Under pressure, it becomes very real:

· What looks like liquidity can quickly narrow.

· What feels flexible can become constrained.

· What was marketed as access can start to behave more like a bottleneck.

 

Why this is happening now

Part of the answer lies in how these vehicles are being used.

They are no longer just long-term allocations. Increasingly, they are tools for:

· Tactical positioning

· Event-driven trades

· Short-term capital rotation

This introduces a different kind of stress.

Structures designed to house long-duration, illiquid assets are now exposed to short-term, fast-moving capital. When those two forces interact, the result isn’t always smooth.

It’s not the assets that change. It’s the behaviour around them.

 

The real trade-off hasn’t gone away

Despite the innovation, the core trade-off remains intact; it’s just less visible than it used to be.

Investors are still choosing between:

· Access vs. Certainty of exit

· Return potential vs. Flexibility

· Complexity vs. Transparency

What’s changed is that these trade-offs are now embedded within structures, rather than presented as explicit choices.

That makes them easier to overlook and harder to manage when conditions shift.

 

What to watch from here

The future of these hybrid approaches will likely depend on how they handle stress, not how they perform in stable conditions.

Key pressure points include:

· The ability to manage outflows without distorting the portfolio

· How valuations of private assets hold up under scrutiny

· Whether secondary markets can genuinely support liquidity when needed

None of these are theoretical concerns. They go to the heart of whether the structure can function as intended when it matters most.

 

Conclusion: A useful idea, with limits

The drive to open up private markets is not going away and nor should it.

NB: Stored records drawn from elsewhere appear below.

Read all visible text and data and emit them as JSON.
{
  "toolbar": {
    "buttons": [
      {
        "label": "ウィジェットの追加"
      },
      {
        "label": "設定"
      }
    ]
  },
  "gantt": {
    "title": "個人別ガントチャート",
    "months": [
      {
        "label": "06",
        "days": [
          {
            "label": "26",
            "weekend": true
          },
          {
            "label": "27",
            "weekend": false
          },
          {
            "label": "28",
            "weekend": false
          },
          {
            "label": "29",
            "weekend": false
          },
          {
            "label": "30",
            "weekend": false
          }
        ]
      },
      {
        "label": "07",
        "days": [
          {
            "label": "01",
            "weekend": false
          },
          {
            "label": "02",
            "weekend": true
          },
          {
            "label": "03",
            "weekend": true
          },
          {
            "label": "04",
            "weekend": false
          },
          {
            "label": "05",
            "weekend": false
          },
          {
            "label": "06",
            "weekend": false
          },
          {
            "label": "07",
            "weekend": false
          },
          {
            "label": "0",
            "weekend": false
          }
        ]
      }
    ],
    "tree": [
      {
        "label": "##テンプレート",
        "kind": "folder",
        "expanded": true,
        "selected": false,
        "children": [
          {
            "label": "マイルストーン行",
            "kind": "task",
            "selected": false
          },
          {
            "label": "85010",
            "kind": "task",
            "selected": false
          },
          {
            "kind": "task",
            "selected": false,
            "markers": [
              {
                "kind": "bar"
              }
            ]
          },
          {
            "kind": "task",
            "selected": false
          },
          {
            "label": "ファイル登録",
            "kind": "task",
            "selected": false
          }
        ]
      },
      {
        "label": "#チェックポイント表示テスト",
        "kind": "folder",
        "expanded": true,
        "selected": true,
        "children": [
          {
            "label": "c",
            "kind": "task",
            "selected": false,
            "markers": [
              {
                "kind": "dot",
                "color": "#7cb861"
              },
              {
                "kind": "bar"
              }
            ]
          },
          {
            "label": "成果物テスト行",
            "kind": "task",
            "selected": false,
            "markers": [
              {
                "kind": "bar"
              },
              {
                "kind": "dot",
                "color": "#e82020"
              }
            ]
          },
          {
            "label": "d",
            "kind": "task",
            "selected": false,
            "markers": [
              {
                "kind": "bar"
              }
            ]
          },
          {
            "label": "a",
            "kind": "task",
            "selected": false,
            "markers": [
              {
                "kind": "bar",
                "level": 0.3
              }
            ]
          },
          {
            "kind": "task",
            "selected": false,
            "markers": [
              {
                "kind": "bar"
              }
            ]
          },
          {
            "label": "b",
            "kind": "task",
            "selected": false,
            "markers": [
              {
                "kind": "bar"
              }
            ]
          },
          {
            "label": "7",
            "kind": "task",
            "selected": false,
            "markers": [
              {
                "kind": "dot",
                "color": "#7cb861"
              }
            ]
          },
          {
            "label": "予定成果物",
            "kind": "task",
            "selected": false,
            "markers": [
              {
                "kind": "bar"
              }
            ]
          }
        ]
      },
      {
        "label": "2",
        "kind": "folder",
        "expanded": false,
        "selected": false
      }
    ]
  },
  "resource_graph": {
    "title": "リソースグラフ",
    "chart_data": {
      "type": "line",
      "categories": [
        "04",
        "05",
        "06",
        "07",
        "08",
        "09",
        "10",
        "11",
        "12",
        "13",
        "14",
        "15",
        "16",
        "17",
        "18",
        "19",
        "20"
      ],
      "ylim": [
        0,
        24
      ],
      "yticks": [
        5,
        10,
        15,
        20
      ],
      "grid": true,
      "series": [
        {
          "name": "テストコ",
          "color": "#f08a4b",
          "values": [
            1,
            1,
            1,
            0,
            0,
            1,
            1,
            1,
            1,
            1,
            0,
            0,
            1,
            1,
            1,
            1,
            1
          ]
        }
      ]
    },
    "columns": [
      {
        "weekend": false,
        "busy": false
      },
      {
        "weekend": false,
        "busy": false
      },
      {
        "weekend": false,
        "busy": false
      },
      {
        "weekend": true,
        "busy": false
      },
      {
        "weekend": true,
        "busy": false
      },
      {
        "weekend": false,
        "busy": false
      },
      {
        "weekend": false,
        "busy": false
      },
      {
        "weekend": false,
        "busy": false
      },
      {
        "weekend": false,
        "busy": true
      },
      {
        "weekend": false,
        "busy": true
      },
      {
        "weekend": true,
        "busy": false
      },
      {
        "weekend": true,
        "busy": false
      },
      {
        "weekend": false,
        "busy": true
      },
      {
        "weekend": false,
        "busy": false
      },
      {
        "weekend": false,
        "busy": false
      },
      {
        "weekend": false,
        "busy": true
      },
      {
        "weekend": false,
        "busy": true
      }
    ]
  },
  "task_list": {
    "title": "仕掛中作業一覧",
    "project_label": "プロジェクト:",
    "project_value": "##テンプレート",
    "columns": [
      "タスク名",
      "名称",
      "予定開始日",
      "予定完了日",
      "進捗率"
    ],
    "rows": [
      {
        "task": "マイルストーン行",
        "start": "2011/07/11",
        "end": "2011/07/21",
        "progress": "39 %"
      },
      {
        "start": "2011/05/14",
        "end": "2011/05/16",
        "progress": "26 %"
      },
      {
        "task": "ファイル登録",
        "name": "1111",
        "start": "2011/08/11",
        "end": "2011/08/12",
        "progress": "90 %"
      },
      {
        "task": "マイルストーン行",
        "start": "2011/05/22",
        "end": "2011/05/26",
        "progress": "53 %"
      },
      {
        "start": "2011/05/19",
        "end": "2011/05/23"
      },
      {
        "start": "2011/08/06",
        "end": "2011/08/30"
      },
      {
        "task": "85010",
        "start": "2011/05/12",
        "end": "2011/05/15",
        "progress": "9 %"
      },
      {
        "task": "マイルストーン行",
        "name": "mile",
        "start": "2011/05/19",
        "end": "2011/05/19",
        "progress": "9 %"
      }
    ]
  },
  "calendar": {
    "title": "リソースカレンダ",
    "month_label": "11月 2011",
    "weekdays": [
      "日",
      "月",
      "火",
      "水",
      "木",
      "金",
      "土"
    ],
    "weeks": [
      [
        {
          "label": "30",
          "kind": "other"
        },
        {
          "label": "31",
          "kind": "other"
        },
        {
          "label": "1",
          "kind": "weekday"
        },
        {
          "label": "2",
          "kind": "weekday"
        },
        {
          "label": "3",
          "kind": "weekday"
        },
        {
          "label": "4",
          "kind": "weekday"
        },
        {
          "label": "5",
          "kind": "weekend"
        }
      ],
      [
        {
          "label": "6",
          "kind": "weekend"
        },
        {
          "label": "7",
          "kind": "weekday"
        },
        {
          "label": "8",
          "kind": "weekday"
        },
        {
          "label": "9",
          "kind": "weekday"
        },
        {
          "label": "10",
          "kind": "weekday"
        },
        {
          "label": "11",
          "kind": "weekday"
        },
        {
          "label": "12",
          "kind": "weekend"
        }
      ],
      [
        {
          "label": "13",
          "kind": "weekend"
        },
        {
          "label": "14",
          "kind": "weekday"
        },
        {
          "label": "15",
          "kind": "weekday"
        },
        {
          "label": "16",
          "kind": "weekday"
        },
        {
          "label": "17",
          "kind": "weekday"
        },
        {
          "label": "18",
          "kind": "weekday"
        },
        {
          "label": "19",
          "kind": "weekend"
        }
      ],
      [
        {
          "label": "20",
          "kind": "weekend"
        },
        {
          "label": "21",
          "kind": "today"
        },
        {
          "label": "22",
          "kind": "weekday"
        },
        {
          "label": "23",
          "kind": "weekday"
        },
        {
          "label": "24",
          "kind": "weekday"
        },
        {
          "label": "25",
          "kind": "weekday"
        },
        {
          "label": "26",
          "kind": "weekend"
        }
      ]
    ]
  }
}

Broader access, better diversification, and more flexible capital deployment are all worthwhile goals. But structure doesn’t eliminate constraints. It redistributes them.

The idea of liquid access to illiquid markets is not entirely flawed, but it is conditional. It works best when flows are predictable, sentiment is stable, and time horizons are aligned.

When those conditions change, the underlying reality reasserts itself, and in that moment, the key challenge becomes clear:

It’s not just what you own but whether you can exit when you need to.